WorldAnalysis

Keir Starmer on the back foot: PM pleads for trust as budget backlash engulfs Labour

Claims of budget misrepresentation spark a bruising clash with Westminster press

Keir Starmer, UK prime minister, responding to journalists' questions in London on Monday. Photograph: Tolga Akmen/EPA/Bloomberg
Keir Starmer, UK prime minister, responding to journalists' questions in London on Monday. Photograph: Tolga Akmen/EPA/Bloomberg

The socially-conscious venue of Coin Street, a community centre in Waterloo; the lectern with a snappy slogan of “A Britain built for all”; the handpicked friendly hype gang of enthusiastic applauders; the carpet floor tiles; the tea and coffee station; the Labour leader pleading earnestly with Britain to give him a chance.

Monday morning’s budget fightback speech by UK prime minister Keir Starmer had a distinctly retro vibe – very summer of 2024. The event felt exactly like one of the umpteen ubiquitous speechmaking rallies he hosted during last year’s election.

Starmer had seemed more comfortable back then, more confident, secure in the belief that Downing Street would soon be his and probably for as long as he wanted it.

On Monday, as he grew exasperated while defending his government’s record to a hostile media, those halcyon days seemed so long ago. Yet it had only been 18 months. The reversal in Starmer’s political fortunes since then has been swift and stunning.

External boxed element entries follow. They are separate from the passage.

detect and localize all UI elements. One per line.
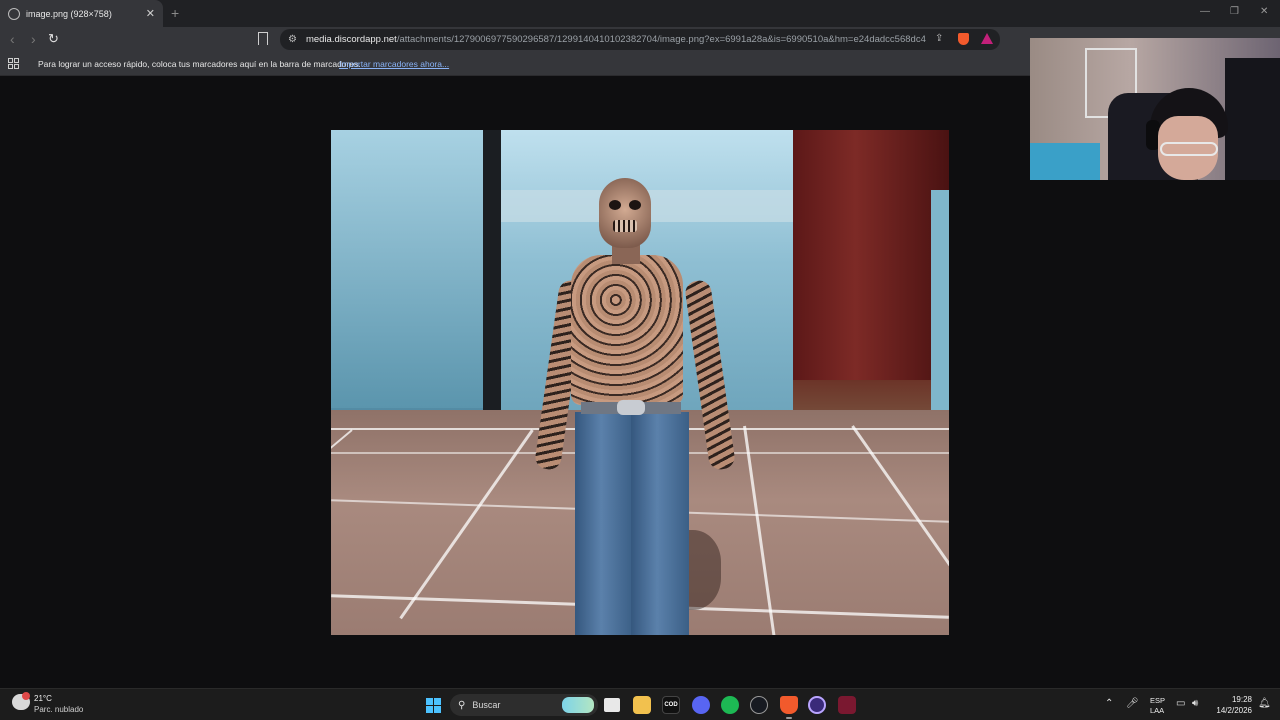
maximize-icon[interactable]: ❐ — [1230, 6, 1239, 17]
brave-rewards-icon[interactable] — [981, 33, 993, 44]
character-eye — [629, 200, 641, 210]
apps-grid-icon[interactable] — [8, 58, 19, 69]
character-leg-right — [631, 412, 689, 635]
scene-window-right — [931, 190, 949, 420]
reload-icon[interactable]: ↻ — [48, 31, 59, 47]
brave-shields-icon[interactable] — [958, 33, 969, 45]
search-icon: ⚲ — [458, 699, 466, 711]
steam-icon[interactable] — [750, 696, 768, 714]
character-head — [599, 178, 651, 248]
tab-title: image.png (928×758) — [26, 8, 112, 19]
share-icon[interactable]: ⇪ — [935, 33, 943, 44]
weather-badge — [22, 692, 30, 700]
search-highlight-icon — [562, 697, 594, 713]
discord-icon[interactable] — [692, 696, 710, 714]
network-icon[interactable]: ▭ — [1176, 698, 1185, 709]
tab-strip: image.png (928×758) ✕ + — ❐ ✕ — [0, 0, 1280, 27]
weather-condition: Parc. nublado — [34, 705, 84, 714]
search-placeholder: Buscar — [472, 700, 501, 710]
taskbar: 21°C Parc. nublado ⚲ Buscar COD ⌃ 🎤︎ ESP… — [0, 688, 1280, 720]
language-code[interactable]: ESP — [1150, 696, 1165, 705]
task-view-icon[interactable] — [604, 698, 620, 712]
globe-icon — [8, 7, 20, 20]
scene-window-left — [331, 130, 483, 408]
url-domain: media.discordapp.net — [305, 34, 397, 45]
close-tab-icon[interactable]: ✕ — [146, 7, 155, 20]
url-path: /attachments/1279006977590296587/1299140… — [396, 34, 926, 45]
new-tab-button[interactable]: + — [171, 5, 179, 21]
obs-icon[interactable] — [808, 696, 826, 714]
character-torso — [571, 255, 683, 405]
spotify-icon[interactable] — [721, 696, 739, 714]
taskbar-search[interactable]: ⚲ Buscar — [450, 694, 598, 716]
start-button[interactable] — [426, 698, 441, 713]
forward-icon[interactable]: › — [31, 31, 36, 47]
displayed-image[interactable] — [331, 130, 949, 635]
bookmark-icon[interactable] — [258, 32, 268, 45]
clock-date[interactable]: 14/2/2026 — [1214, 706, 1252, 715]
character-jaw — [613, 220, 637, 232]
game-app-icon[interactable] — [838, 696, 856, 714]
address-bar[interactable]: ⚙ media.discordapp.net/attachments/12790… — [280, 29, 1000, 50]
keyboard-layout[interactable]: LAA — [1150, 706, 1164, 715]
bookmarks-hint: Para lograr un acceso rápido, coloca tus… — [38, 59, 361, 69]
webcam-blanket — [1030, 143, 1100, 180]
clock-time[interactable]: 19:28 — [1218, 695, 1252, 704]
microphone-icon[interactable]: 🎤︎ — [1126, 698, 1139, 709]
character-eye — [609, 200, 621, 210]
call-of-duty-icon[interactable]: COD — [662, 696, 680, 714]
weather-temp: 21°C — [34, 694, 52, 703]
site-info-icon[interactable]: ⚙ — [288, 34, 297, 45]
notification-icon[interactable]: 🔔︎ — [1258, 698, 1271, 709]
file-explorer-icon[interactable] — [633, 696, 651, 714]
import-bookmarks-link[interactable]: Importar marcadores ahora... — [339, 59, 449, 69]
tab-image-png[interactable]: image.png (928×758) ✕ — [0, 0, 163, 27]
character-buckle — [617, 400, 645, 415]
url-text: media.discordapp.net/attachments/1279006… — [306, 34, 926, 45]
webcam-glasses — [1160, 142, 1218, 156]
volume-icon[interactable]: 🔊︎ — [1192, 698, 1198, 709]
chevron-up-icon[interactable]: ⌃ — [1105, 698, 1113, 709]
close-window-icon[interactable]: ✕ — [1260, 6, 1268, 17]
webcam-overlay — [1030, 38, 1280, 180]
minimize-icon[interactable]: — — [1200, 6, 1210, 17]
back-icon[interactable]: ‹ — [10, 31, 15, 47]
brave-active-indicator — [786, 717, 792, 719]
webcam-dark-area — [1225, 58, 1280, 180]
brave-icon[interactable] — [780, 696, 798, 714]
scene-frame — [483, 130, 501, 418]
character-leg-left — [575, 412, 633, 635]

Downing Street assembled the Westminster press pack on Monday morning for a speech by Starmer to underline what he views as his government’s achievements in office, and also to defend the budget last week of his chancellor, Rachel Reeves.

UK chancellor Rachel Reeves speaks to the media in Newport, Wales, on Monday. Photograph: Ben Birchall/PA
UK chancellor Rachel Reeves speaks to the media in Newport, Wales, on Monday. Photograph: Ben Birchall/PA

She was lambasted in British media over the weekend after correspondence released by the UK’s fiscal watchdog, the Office for Budget Responsibility (OBR), appeared to undermine her claim that she had to hike taxes to plug a budget black hole of £16 billion. In fact, the correspondence suggested, she knew she had enough spare cash to cover the gap, even when she appeared to suggest otherwise to the British public.

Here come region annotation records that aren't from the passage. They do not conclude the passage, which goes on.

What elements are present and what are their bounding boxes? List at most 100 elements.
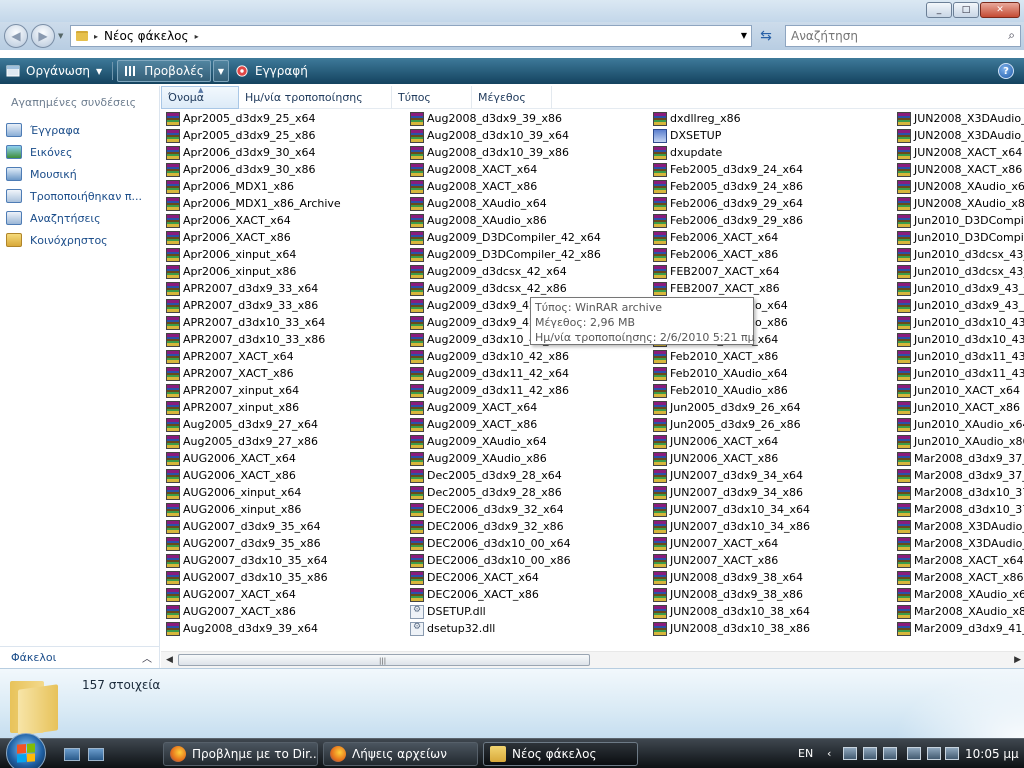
file-item[interactable]: Apr2005_d3dx9_25_x64 <box>166 110 341 127</box>
file-item[interactable]: Aug2008_XAudio_x86 <box>410 212 601 229</box>
burn-button[interactable]: Εγγραφή <box>229 60 314 82</box>
show-desktop-icon[interactable] <box>64 748 80 761</box>
taskbar-item-new-folder[interactable]: Νέος φάκελος <box>483 742 638 766</box>
file-item[interactable]: DEC2006_XACT_x64 <box>410 569 601 586</box>
file-item[interactable]: Aug2008_d3dx10_39_x64 <box>410 127 601 144</box>
file-item[interactable]: Aug2009_d3dx10_42_x86 <box>410 348 601 365</box>
file-item[interactable]: Jun2010_d3dx9_43_x64 <box>897 280 1024 297</box>
file-item[interactable]: AUG2006_xinput_x86 <box>166 501 341 518</box>
search-icon[interactable]: ⌕ <box>1008 28 1015 43</box>
file-item[interactable]: Feb2005_d3dx9_24_x64 <box>653 161 810 178</box>
file-item[interactable]: Feb2006_XACT_x64 <box>653 229 810 246</box>
clock[interactable]: 10:05 μμ <box>965 747 1019 761</box>
views-button[interactable]: Προβολές <box>117 60 211 82</box>
file-item[interactable]: Mar2008_X3DAudio_x64 <box>897 518 1024 535</box>
column-header-type[interactable]: Τύπος <box>392 86 472 109</box>
file-item[interactable]: AUG2007_d3dx10_35_x86 <box>166 569 341 586</box>
file-item[interactable]: Jun2010_d3dx11_43_x86 <box>897 365 1024 382</box>
file-item[interactable]: Apr2006_MDX1_x86_Archive <box>166 195 341 212</box>
forward-button[interactable]: ▶ <box>31 24 55 48</box>
tray-app-icon[interactable] <box>843 747 857 760</box>
file-item[interactable]: JUN2008_d3dx10_38_x64 <box>653 603 810 620</box>
file-item[interactable]: Mar2008_XAudio_x64 <box>897 586 1024 603</box>
file-item[interactable]: Mar2009_d3dx9_41_x64 <box>897 620 1024 637</box>
favorite-link-public[interactable]: Κοινόχρηστος <box>6 229 142 251</box>
file-item[interactable]: Feb2010_XAudio_x86 <box>653 382 810 399</box>
file-item[interactable]: JUN2007_d3dx10_34_x64 <box>653 501 810 518</box>
column-header-size[interactable]: Μέγεθος <box>472 86 552 109</box>
file-item[interactable]: APR2007_xinput_x64 <box>166 382 341 399</box>
file-item[interactable]: FEB2007_XACT_x64 <box>653 263 810 280</box>
file-item[interactable]: JUN2008_XACT_x64 <box>897 144 1024 161</box>
breadcrumb-current-folder[interactable]: Νέος φάκελος <box>104 29 189 43</box>
file-item[interactable]: Jun2010_d3dx10_43_x64 <box>897 314 1024 331</box>
file-item[interactable]: Apr2006_XACT_x64 <box>166 212 341 229</box>
volume-icon[interactable] <box>945 747 959 760</box>
file-item[interactable]: Jun2010_XACT_x64 <box>897 382 1024 399</box>
favorite-link-music[interactable]: Μουσική <box>6 163 142 185</box>
file-item[interactable]: APR2007_d3dx10_33_x86 <box>166 331 341 348</box>
file-item[interactable]: Aug2008_d3dx10_39_x86 <box>410 144 601 161</box>
favorite-link-recently-changed[interactable]: Τροποποιήθηκαν π... <box>6 185 142 207</box>
file-item[interactable]: JUN2008_XAudio_x86 <box>897 195 1024 212</box>
folders-toggle[interactable]: Φάκελοι ︿ <box>0 646 160 668</box>
file-item[interactable]: Aug2005_d3dx9_27_x64 <box>166 416 341 433</box>
file-item[interactable]: JUN2008_d3dx9_38_x64 <box>653 569 810 586</box>
file-item[interactable]: Mar2008_X3DAudio_x86 <box>897 535 1024 552</box>
file-item[interactable]: JUN2006_XACT_x64 <box>653 433 810 450</box>
file-item[interactable]: Jun2010_d3dcsx_43_x64 <box>897 246 1024 263</box>
file-item[interactable]: Aug2008_XAudio_x64 <box>410 195 601 212</box>
file-item[interactable]: JUN2007_XACT_x86 <box>653 552 810 569</box>
file-item[interactable]: Apr2006_xinput_x64 <box>166 246 341 263</box>
file-item[interactable]: Apr2006_d3dx9_30_x86 <box>166 161 341 178</box>
file-item[interactable]: Jun2010_XAudio_x64 <box>897 416 1024 433</box>
tray-app-icon[interactable] <box>907 747 921 760</box>
file-item[interactable]: AUG2006_xinput_x64 <box>166 484 341 501</box>
file-item[interactable]: AUG2007_XACT_x86 <box>166 603 341 620</box>
file-item[interactable]: JUN2008_X3DAudio_x86 <box>897 127 1024 144</box>
network-icon[interactable] <box>863 747 877 760</box>
recent-pages-dropdown[interactable]: ▼ <box>58 32 63 40</box>
file-item[interactable]: Apr2006_xinput_x86 <box>166 263 341 280</box>
file-item[interactable]: Apr2006_XACT_x86 <box>166 229 341 246</box>
file-item[interactable]: AUG2007_d3dx9_35_x64 <box>166 518 341 535</box>
file-item[interactable]: DEC2006_d3dx9_32_x86 <box>410 518 601 535</box>
file-item[interactable]: JUN2008_d3dx10_38_x86 <box>653 620 810 637</box>
file-item[interactable]: Aug2009_XAudio_x86 <box>410 450 601 467</box>
file-item[interactable]: Aug2009_XACT_x64 <box>410 399 601 416</box>
file-item[interactable]: AUG2007_d3dx10_35_x64 <box>166 552 341 569</box>
refresh-button[interactable]: ⇆ <box>754 26 778 46</box>
start-button[interactable] <box>6 733 46 768</box>
file-item[interactable]: DEC2006_XACT_x86 <box>410 586 601 603</box>
file-item[interactable]: Feb2005_d3dx9_24_x86 <box>653 178 810 195</box>
file-item[interactable]: JUN2007_d3dx10_34_x86 <box>653 518 810 535</box>
file-item[interactable]: Aug2008_XACT_x64 <box>410 161 601 178</box>
file-item[interactable]: APR2007_XACT_x86 <box>166 365 341 382</box>
column-header-name[interactable]: ▲ Όνομα <box>161 86 239 109</box>
file-item[interactable]: dxdllreg_x86 <box>653 110 810 127</box>
file-item[interactable]: Aug2009_XACT_x86 <box>410 416 601 433</box>
file-item[interactable]: JUN2007_d3dx9_34_x64 <box>653 467 810 484</box>
file-item[interactable]: AUG2007_d3dx9_35_x86 <box>166 535 341 552</box>
file-item[interactable]: APR2007_xinput_x86 <box>166 399 341 416</box>
file-item[interactable]: DEC2006_d3dx10_00_x86 <box>410 552 601 569</box>
file-item[interactable]: Mar2008_XAudio_x86 <box>897 603 1024 620</box>
file-item[interactable]: dsetup32.dll <box>410 620 601 637</box>
taskbar-item-downloads[interactable]: Λήψεις αρχείων <box>323 742 478 766</box>
file-item[interactable]: Aug2009_D3DCompiler_42_x64 <box>410 229 601 246</box>
file-item[interactable]: JUN2007_d3dx9_34_x86 <box>653 484 810 501</box>
breadcrumb-separator-icon[interactable]: ▸ <box>195 32 199 41</box>
scrollbar-thumb[interactable]: ||| <box>178 654 590 666</box>
file-item[interactable]: AUG2006_XACT_x86 <box>166 467 341 484</box>
search-input[interactable] <box>791 29 991 43</box>
file-item[interactable]: DSETUP.dll <box>410 603 601 620</box>
file-item[interactable]: Feb2010_XACT_x86 <box>653 348 810 365</box>
file-item[interactable]: Aug2008_d3dx9_39_x64 <box>166 620 341 637</box>
favorite-link-pictures[interactable]: Εικόνες <box>6 141 142 163</box>
favorite-link-documents[interactable]: Έγγραφα <box>6 119 142 141</box>
file-item[interactable]: Mar2008_d3dx10_37_x86 <box>897 501 1024 518</box>
file-item[interactable]: Jun2005_d3dx9_26_x64 <box>653 399 810 416</box>
file-item[interactable]: FEB2007_XACT_x86 <box>653 280 810 297</box>
scroll-right-icon[interactable]: ▶ <box>1014 655 1021 665</box>
file-item[interactable]: Jun2010_XAudio_x86 <box>897 433 1024 450</box>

The charge that is levelled at Reeves and Starmer now is that they effectively lied to the British public to justify a left-wing tax-and-spend budget, which, the accusation from Tories goes, they only perpetrated to save their own skins from a Labour rebellion.

“There was no misleading,” Starmer insisted, as questioner after questioner from the Westminster press pack pressed him on the issue. “On the substance of the budget, I’ll defend it any day of the week.”

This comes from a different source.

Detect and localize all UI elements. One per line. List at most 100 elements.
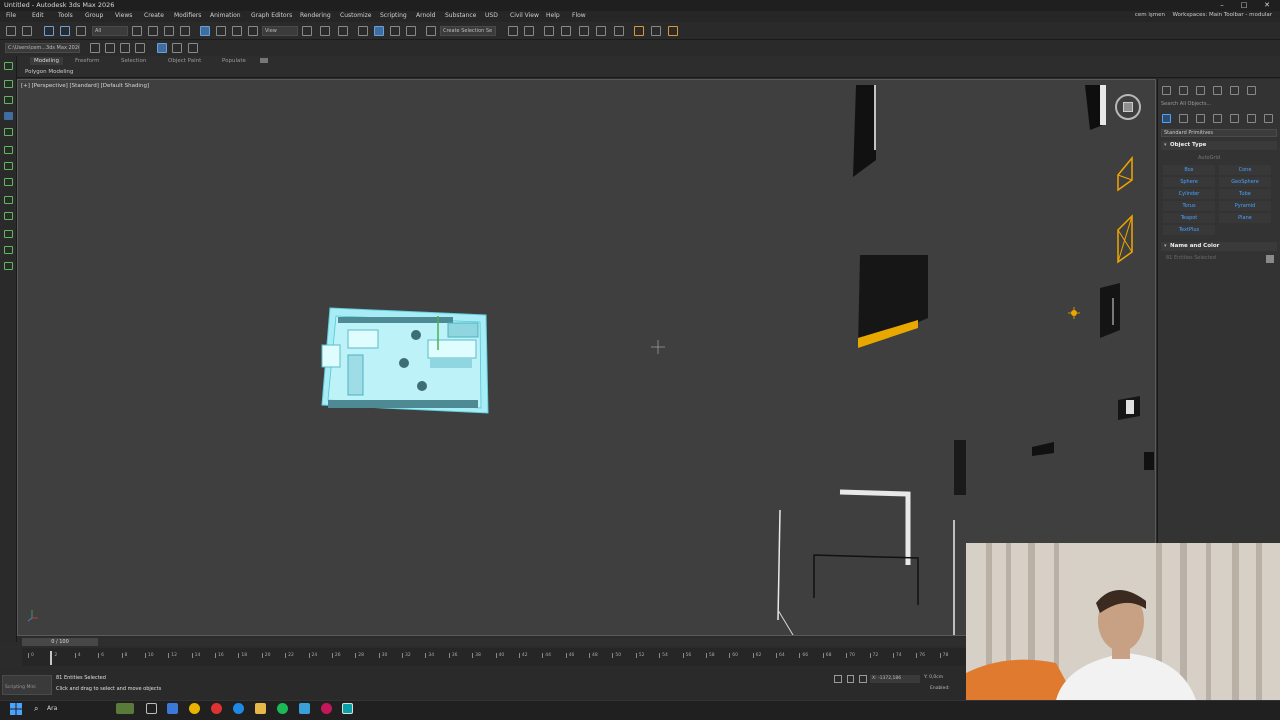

Later on Monday, the OBR’s chairman Richard Hughes would quit over its accidental leaking of details of the budget last Wednesday. Starmer’s irritation with him was already clear on Monday morning.

The scripted side of proceedings was, like Starmer himself, solid, unfussy, but ever-so-slightly awkward.

The press and the Labour hype gang were assembled at Coin Street, a social enterprise centre in an inner city neighbourhood not far from Waterloo station, an hour in advance of the UK prime minister’s 10.30am arrival.

Starmer arrives ahead of a speech in central London, backing his government's budget to signal a fresh push on welfare reform. Photograph: Gareth Fuller/PA Wire
Starmer arrives ahead of a speech in central London, backing his government's budget to signal a fresh push on welfare reform. Photograph: Gareth Fuller/PA Wire

Starmer had been visiting a school nearby, although this time he managed to avoid the ticking off he got last week from a teacher at another school, after he led children there in a show of the “six-seven” meme, which students had been banned from doing.

The handpicked crowd of charity bosses, local teachers and other Labour-friendly types greeted Starmer’s arrival into the room with suitably rapturous applause, loud enough for the television cameras in the room to pick it up, which was surely the whole point.

Starmer listed his government’s achievements, including freezing rail fares, scrapping the two-child benefits cap (that he and Reeves had previously suggested was unaffordable), free school meals and cuts to health service waiting times.

“This is what a Labour government is for,” he said. Before the budget, his own backbench MPs had been wondering about this as the party struggled in the fiscal straitjacket bequeathed to it by the Tories.

Starmer, sensing that he needed to give his downtrodden troops some hope in the face of difficulty, insisted that there were better days ahead for Britain.

“We have now walked through the narrowest part of the tunnel. In the year ahead, we will see the benefits.”

Then the old stalwarts of the Westminster press pool narrowed their eyes and clobbered the prime minister over what one of them told him was the most “shambolic” budget process he had seen in years.

Starmer, meanwhile, insisted on looking to the political future, apparently assuming that he still has one.